Ora che il partito di maggioranza non proponga al suo Sindaco, al tuttora popolare sindaco di Milano, di ricandidarsi, ma gli destini un laconico messaggio del tipo “ci faccia sapere”, è poco meno che un avviso di sfratto. Freddezza nei toni e distanza nei contenuti, e Pisapia è politico troppo avveduto per non cogliere il cambio di clima, finora trattenuto nella riservatezza degli inner circles, e ora invece tracimato nella comunicazione pubblica. Ma, si diceva tempo fa, Pisapia da parte sua deve decidere “cosa fare da grande”, se lanciarsi nel grande spazio che il Pd renziano sta generando a sinistra, o mantenere il punto su Milano, con tutte le avvertenze e le perplessità che gli giungono dal suo azionista di maggioranza.

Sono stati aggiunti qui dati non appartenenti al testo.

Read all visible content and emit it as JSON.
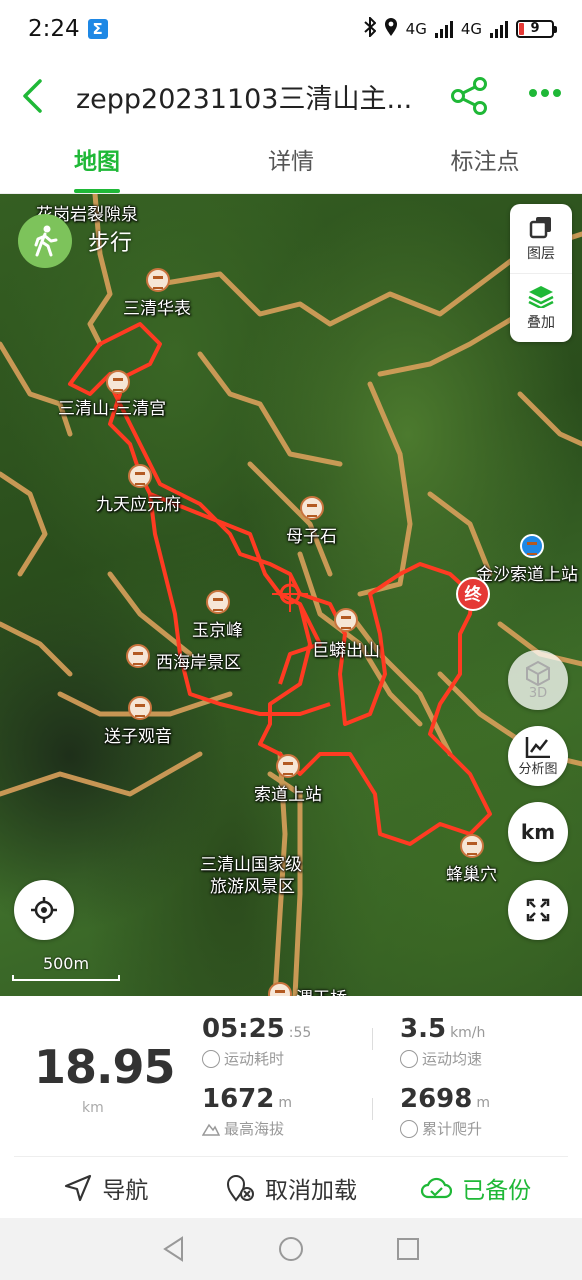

È un grande snodo, un punto critico, e anche un passaggio azzardato per tutti. Se Pisapia optasse per un protagonismo politico su scala nazionale, correrebbe molti rischi di insuccesso, perché nessuno gli può garantire, e come, la ripetizione più ampia del successo del 2011. Se rimanesse, ha già ben capito che il Pd non lo gradisce già ora e gli si prospetta, nel migliore dei casi, un quinquennio da separati in casa.

Intanto, il centrodestra non sta a guardare, e anche per questo il Pd, formalmente diretto da Bussolati ma eteroguidato da Guerini e Renzi, da un lato ha bisogno di tempo per far crescere una nuova figura, preparando per tempo terreno e munizioni, ma dall’altro valuta i rischi della messa a riposo di Pisapia. E anche per questo Guerini, doroteo da prima repubblica, per sé non si pronuncia ma chiede all’altro se vorrà ancora esserci, cercando di togliersi di dosso, ora per allora, la colpa della sua eventuale cacciata.

Infine, mentre ciascuno pensa e gioca le sue carte, bisogna pur ricordare che il candidato sindaco del Pd lo sceglieranno le primarie e che il risultato sarà fortemente influenzato dagli elettori che effettivamente si presenteranno alle urne: ancora quelli della sinistra pisapiana del 2011 o quelli nuovi del Renzi vincente del 2013? E quanti, poi vista l’aria che tira?

Insomma, ben che vada grande incertezza sul futuro. È in gioco la principale piazza politica locale d’Italia e con essa tanta parte degli snodi politici futuri, Regione Lombardia compresa.

Tutti ne sono coscienti e lasciano volentieri il cerino in mano altrui.